For the most part, the intermediate data can be ignored, but it is always
a good idea to look over the data to verify that no strange spikes are
occurring.

The performance number is a measure of the time it takes to perform all of
the allocation calls (malloc/memalign/posix_memalign/realloc/free/etc).
For any call that allocates a pointer, the time for the call and the time
it takes to make the pointer completely resident in memory is included.

The performance numbers for these runs tend to have a wide variability so
they should not be used as absolute value for comparison against the
current allocator. But, they should be in the same range as the current
values.

When evaluating an allocator, one of the most important traces is the
camera.txt trace. The camera application does very large allocations,
and some allocators might leave large virtual address maps around
rather than delete them. When that happens, it can lead to allocation
failures and would cause the camera app to abort/crash. It is
important to verify that when running this trace using the 32 bit replay
executable, the virtual address space consumed is not much larger than the
current allocator.
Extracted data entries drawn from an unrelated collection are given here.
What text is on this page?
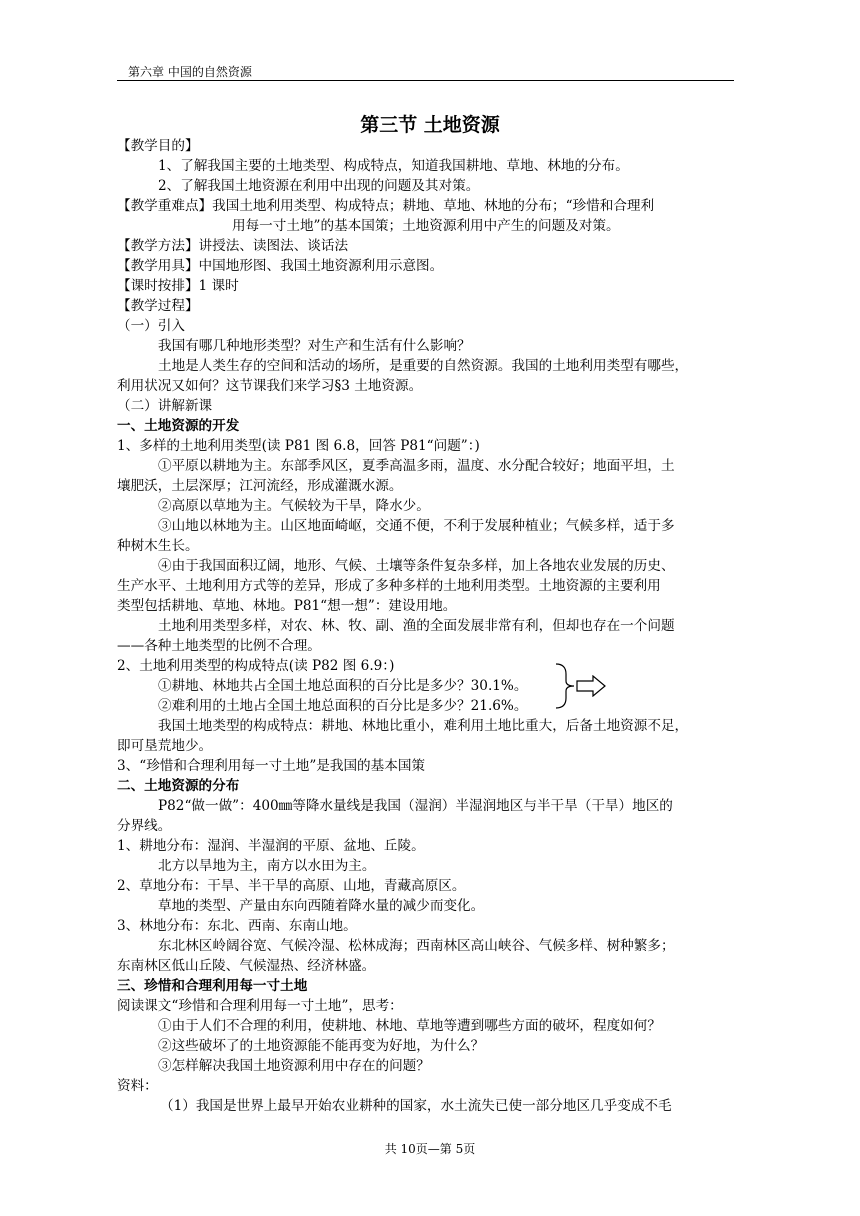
第六章 中国的自然资源
第三节 土地资源
【教学目的】
1、了解我国主要的土地类型、构成特点，知道我国耕地、草地、林地的分布。
2、了解我国土地资源在利用中出现的问题及其对策。
【教学重难点】我国土地利用类型、构成特点；耕地、草地、林地的分布；“珍惜和合理利
用每一寸土地”的基本国策；土地资源利用中产生的问题及对策。
【教学方法】讲授法、读图法、谈话法
【教学用具】中国地形图、我国土地资源利用示意图。
【课时按排】1 课时
【教学过程】
（一）引入
我国有哪几种地形类型？对生产和生活有什么影响？
土地是人类生存的空间和活动的场所，是重要的自然资源。我国的土地利用类型有哪些，
利用状况又如何？这节课我们来学习§3 土地资源。
（二）讲解新课
一、土地资源的开发
1、多样的土地利用类型(读 P81 图 6.8，回答 P81“问题”：)
①平原以耕地为主。东部季风区，夏季高温多雨，温度、水分配合较好；地面平坦，土
壤肥沃，土层深厚；江河流经，形成灌溉水源。
②高原以草地为主。气候较为干旱，降水少。
③山地以林地为主。山区地面崎岖，交通不便，不利于发展种植业；气候多样，适于多
种树木生长。
④由于我国面积辽阔，地形、气候、土壤等条件复杂多样，加上各地农业发展的历史、
生产水平、土地利用方式等的差异，形成了多种多样的土地利用类型。土地资源的主要利用
类型包括耕地、草地、林地。P81“想一想”：建设用地。
土地利用类型多样，对农、林、牧、副、渔的全面发展非常有利，但却也存在一个问题
——各种土地类型的比例不合理。
2、土地利用类型的构成特点(读 P82 图 6.9：)
①耕地、林地共占全国土地总面积的百分比是多少？30.1%。
②难利用的土地占全国土地总面积的百分比是多少？21.6%。
我国土地类型的构成特点：耕地、林地比重小，难利用土地比重大，后备土地资源不足，
即可垦荒地少。
3、“珍惜和合理利用每一寸土地”是我国的基本国策
二、土地资源的分布
P82“做一做”：400㎜等降水量线是我国（湿润）半湿润地区与半干旱（干旱）地区的
分界线。
1、耕地分布：湿润、半湿润的平原、盆地、丘陵。
北方以旱地为主，南方以水田为主。
2、草地分布：干旱、半干旱的高原、山地，青藏高原区。
草地的类型、产量由东向西随着降水量的减少而变化。
3、林地分布：东北、西南、东南山地。
东北林区岭阔谷宽、气候冷湿、松林成海；西南林区高山峡谷、气候多样、树种繁多；
东南林区低山丘陵、气候湿热、经济林盛。
三、珍惜和合理利用每一寸土地
阅读课文“珍惜和合理利用每一寸土地”，思考：
①由于人们不合理的利用，使耕地、林地、草地等遭到哪些方面的破坏，程度如何？
②这些破坏了的土地资源能不能再变为好地，为什么？
③怎样解决我国土地资源利用中存在的问题？
资料：
（1）我国是世界上最早开始农业耕种的国家，水土流失已使一部分地区几乎变成不毛
共 10页—第 5页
A small increase (on the order of a few MBs) would be okay.

There is no specific benchmark for memory fragmentation, instead, the RSS
when running the memory traces acts as a proxy for this. An allocator that
is fragmenting badly will show an increase in RSS. The best trace for
tracking fragmentation is system\_server.txt which is an extremely long
trace (~13 million operations). The total number of live allocations goes
up and down a bit, but stays mostly the same so an allocator that fragments
badly would likely show an abnormal increase in RSS on this trace.

NOTE: When a native allocator calls mmap, it is expected that the allocator
will name the map using the call:

    prctl(PR_SET_VMA, PR_SET_VMA_ANON_NAME, <PTR>, <SIZE>, "libc_malloc");

If the native allocator creates a different name, then it necessary to
modify the file:

    system/extras/memory_replay/NativeInfo.cpp

The `GetNativeInfo` function needs to be modified to include the name
of the maps that this allocator includes.

In addition, in order for the frameworks code to keep track of the memory
of a process, any named maps must be added to the file:

    frameworks/base/core/jni/android_os_Debug.cpp

Modify the `load_maps` function and add a check of the new expected name.

#### Performance Trace Benchmarks
This is a benchmark that treats the trace data as if all allocations
occurred in a single thread. This is the scenario that could
happen if all of the allocations are spaced out in time so no thread
every does an allocation at the same time as another thread.

Run these benchmarks thusly:

    adb shell /data/benchmarktest64/trace_benchmark/trace_benchmark
    adb shell /data/benchmarktest/trace_benchmark/trace_benchmark

When run without any arguments, the benchmark will run over all of the
traces and display data. It takes many minutes to complete these runs in
order to get as accurate a number as possible.